La faute de soins est celle qui résulte d’un manquement au droit du malade « de recevoir les soins les plus appropriés et de bénéficier des thérapeutiques dont l’efficacité est reconnue et qui garantissent la meilleure sécurité sanitaire au regard des connaissances médicales avérées » (C. santé publ., art. L. 1110-5). En application des règles de droit commun, la charge de la preuve d’une faute du médecin pèse sur celui qui l’invoque, en l’occurrence les victimes du dommage médical.

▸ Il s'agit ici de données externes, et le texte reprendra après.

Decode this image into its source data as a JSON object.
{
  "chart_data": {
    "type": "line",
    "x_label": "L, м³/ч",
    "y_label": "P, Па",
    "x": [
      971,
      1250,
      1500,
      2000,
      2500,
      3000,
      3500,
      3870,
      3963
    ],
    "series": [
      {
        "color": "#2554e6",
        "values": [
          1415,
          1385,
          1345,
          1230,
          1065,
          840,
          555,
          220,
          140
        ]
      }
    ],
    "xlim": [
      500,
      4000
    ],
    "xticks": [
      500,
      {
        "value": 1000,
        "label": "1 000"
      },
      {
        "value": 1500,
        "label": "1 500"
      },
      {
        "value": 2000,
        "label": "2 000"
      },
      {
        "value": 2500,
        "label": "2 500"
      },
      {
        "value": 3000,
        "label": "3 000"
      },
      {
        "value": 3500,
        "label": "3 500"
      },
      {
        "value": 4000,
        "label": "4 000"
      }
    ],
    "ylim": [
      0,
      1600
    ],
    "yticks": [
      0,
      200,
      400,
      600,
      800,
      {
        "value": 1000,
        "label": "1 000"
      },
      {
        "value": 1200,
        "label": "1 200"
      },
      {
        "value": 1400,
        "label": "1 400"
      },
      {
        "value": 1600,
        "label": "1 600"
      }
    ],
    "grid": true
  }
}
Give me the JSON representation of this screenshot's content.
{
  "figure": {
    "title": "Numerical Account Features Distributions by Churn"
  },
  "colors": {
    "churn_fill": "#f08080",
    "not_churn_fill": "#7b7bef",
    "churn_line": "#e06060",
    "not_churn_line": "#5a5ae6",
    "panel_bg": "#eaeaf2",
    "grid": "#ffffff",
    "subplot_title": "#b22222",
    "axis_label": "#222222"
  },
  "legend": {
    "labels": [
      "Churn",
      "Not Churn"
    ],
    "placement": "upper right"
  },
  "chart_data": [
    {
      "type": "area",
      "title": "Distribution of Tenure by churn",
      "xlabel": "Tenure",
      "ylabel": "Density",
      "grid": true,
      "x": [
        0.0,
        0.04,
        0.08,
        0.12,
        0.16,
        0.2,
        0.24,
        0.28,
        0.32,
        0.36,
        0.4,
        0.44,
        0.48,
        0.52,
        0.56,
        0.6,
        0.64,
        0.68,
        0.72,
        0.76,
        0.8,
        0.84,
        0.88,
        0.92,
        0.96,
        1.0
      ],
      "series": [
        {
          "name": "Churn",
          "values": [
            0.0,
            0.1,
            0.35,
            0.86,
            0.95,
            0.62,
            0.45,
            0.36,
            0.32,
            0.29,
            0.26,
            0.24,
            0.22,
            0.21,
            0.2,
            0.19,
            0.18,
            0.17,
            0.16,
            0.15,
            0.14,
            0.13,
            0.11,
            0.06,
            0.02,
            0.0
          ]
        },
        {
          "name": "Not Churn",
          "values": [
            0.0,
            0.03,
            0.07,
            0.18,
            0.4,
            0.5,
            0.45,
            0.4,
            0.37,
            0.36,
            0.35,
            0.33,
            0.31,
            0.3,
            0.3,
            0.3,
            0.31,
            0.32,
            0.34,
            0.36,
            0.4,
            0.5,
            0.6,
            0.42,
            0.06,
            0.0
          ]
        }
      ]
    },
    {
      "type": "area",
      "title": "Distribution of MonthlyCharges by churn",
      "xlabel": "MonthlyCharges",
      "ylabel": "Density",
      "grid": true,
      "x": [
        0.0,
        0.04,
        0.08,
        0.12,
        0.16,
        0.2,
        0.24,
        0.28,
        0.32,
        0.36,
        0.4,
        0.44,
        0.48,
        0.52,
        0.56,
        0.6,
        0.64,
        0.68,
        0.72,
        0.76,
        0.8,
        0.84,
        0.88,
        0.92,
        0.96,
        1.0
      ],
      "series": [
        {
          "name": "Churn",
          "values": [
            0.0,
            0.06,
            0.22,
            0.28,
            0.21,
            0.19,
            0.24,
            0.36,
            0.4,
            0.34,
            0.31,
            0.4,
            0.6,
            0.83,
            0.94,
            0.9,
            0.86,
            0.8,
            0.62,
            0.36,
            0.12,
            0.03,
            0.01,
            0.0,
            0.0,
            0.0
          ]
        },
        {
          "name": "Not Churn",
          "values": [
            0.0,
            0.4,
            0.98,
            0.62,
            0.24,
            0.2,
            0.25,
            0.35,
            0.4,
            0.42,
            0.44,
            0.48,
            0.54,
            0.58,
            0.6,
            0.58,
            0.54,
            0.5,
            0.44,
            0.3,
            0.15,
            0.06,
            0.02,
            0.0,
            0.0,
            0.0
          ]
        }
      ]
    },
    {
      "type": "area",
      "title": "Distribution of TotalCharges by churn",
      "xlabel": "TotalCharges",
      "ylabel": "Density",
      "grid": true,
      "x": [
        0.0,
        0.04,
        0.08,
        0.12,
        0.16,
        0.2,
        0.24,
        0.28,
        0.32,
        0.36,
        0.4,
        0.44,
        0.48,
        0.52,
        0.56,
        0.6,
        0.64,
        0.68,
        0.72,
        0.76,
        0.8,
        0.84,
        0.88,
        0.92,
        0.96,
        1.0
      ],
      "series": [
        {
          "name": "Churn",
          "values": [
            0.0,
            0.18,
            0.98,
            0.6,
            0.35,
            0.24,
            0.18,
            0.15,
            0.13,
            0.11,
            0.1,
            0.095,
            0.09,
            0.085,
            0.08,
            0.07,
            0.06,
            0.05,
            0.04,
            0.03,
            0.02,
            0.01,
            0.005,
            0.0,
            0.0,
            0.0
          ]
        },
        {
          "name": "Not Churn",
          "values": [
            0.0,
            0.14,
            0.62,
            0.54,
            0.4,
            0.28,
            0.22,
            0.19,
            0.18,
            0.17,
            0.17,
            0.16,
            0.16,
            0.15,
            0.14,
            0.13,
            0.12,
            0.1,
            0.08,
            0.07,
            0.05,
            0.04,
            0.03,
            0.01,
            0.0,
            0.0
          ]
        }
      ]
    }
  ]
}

Appréciant a posteriori son comportement, le juge va rechercher quelle aurait été l’attitude d’un médecin de référence, normalement diligent : le bonus medicus. Le rapport d’expertise judiciaire est souvent déterminant de l’appréciation de la faute médicale. Les juges du fond en apprécient souverainement la force probante mais ne peuvent pas en dénaturer les termes clairs et précis. Les missions d’expertise imposent la vérification de la conformité des soins aux données acquises de la science mais également aux usages et aux règles de l’art.
Dans la présente affaire, l’expert a conclu que le suivi de la grossesse a été conforme aux usages et aux données acquises de la science de la gynécologie obstétrique. Il a précisé que le fait qu’un enfant bouge moins est banal en fin de grossesse et qu’en l’absence de contexte clinique ou biologique inquiétant, il n’y a pas lieu en l’espèce de procéder à des examens complémentaires. Par ailleurs, la survenance de l’hématome dont la mère était totalement imprévisible, cette dernière ne présentant aucun signe qui aurait pu permettre de l’évoquer avant la complication.
La preuve d’une faute n’ayant pas été rapportée par les demandeurs à l’encontre de l’obstétricien, c’est en parfaite conformité avec les dispositions de l’article L. 1142-1 du Code de la santé publique, que la première chambre civile approuve les juges du fond de les avoir déboutés de leur demande en réparation.